La fausse secousse est intervenue à 10h00 heure locale en Californie du Sud. Dans les écoles, les universités, les entreprises, ils ont été quelque 5,2 millions à se jeter sous les tables pour s'abriter.

Dans toute la zone concernée, des équipes de pompiers, de la police et des urgences médicales sont intervenues tout au long de la matinée.

Baptisé «la grande secousse de la Californie du Sud», l'exercice a simulé un puissant séisme sur la faille de San Andreas, la plus importante des quelque 300 qui strient la région. La secousse, de magnitude 7,8, aurait fait 1800 morts, 53 000 blessés et détruit 1500 bâtiments.

Selon l'Institut américain de géophysique (USGS), un tel séisme ferait trembler les immeubles de Los Angeles pendant 55 secondes, contre 7 secondes pour la secousse de magnitude de 6 qui a frappé la région en 1994, faisant 72 morts de morts et 12 000 blessés.

À l'université de Californie du Sud de Los Angeles, un centre d'accueil des victimes a été installé sur un terrain de sport, où de faux blessés, dont certains affublés de maquillages sanglants, ont été transportés rapidement sous des tentes pour recevoir les premiers soins.

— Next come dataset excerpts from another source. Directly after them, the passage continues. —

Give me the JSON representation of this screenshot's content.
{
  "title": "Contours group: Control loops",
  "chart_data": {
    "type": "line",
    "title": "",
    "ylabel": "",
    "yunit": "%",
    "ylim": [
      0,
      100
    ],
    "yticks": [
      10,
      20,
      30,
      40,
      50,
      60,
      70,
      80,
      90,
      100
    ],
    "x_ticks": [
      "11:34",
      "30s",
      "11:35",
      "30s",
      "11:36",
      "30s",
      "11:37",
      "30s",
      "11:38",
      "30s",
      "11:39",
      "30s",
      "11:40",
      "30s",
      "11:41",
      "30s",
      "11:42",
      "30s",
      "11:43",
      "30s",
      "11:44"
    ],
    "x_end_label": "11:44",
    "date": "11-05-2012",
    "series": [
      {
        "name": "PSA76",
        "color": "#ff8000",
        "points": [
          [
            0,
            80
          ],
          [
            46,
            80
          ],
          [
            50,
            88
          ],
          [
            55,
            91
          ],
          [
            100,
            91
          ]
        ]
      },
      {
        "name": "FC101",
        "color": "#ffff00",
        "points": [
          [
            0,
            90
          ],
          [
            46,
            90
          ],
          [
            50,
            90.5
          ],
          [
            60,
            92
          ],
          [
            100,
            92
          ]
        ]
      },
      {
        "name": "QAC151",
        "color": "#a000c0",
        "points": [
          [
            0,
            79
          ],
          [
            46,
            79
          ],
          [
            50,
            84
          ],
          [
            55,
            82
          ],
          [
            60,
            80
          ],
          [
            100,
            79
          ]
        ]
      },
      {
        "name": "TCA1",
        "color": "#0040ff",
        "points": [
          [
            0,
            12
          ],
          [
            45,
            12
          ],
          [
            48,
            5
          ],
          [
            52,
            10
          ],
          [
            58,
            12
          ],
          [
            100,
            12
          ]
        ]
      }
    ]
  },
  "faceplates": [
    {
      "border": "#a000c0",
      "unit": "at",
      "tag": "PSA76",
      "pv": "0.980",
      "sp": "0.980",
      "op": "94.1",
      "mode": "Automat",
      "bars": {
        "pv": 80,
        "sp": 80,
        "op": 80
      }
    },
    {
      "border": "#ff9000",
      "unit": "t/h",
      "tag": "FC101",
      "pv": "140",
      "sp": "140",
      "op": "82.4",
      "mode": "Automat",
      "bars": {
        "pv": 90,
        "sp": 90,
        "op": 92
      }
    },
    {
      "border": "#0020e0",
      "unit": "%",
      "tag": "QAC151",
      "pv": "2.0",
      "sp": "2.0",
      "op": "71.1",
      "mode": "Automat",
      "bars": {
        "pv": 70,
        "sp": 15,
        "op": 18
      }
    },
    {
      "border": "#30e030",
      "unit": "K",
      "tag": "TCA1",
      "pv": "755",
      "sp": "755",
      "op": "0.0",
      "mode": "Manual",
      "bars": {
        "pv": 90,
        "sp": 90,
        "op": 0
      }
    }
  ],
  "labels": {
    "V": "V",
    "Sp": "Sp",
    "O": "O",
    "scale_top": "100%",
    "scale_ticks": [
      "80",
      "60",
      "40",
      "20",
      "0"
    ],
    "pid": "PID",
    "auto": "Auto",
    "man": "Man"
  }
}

Dans le quartier de Missions Hills, dans la banlieue de San Diego, quelque 300 étudiants feignant des jambes cassés et des hémorragies, ont été soignés de façon fictive, sur un terrain de football américain près d'un hôpital.

Les géologues estiment que la possibilité qu'une secousse capable de semer la destruction dans cette région de 22 millions d'habitants se produise dans les 30 prochaines années est une quasi certitude (99% de chances).

«Si vous êtes préparés, cela vous donne automatiquement un sentiment de calme parce que vous avez les éléments et l'équipement nécessaires pour réagir», a expliqué aux journalistes le capitaine des pompiers de Los Angeles, Steve Ruda, sur les lieux de la simulation.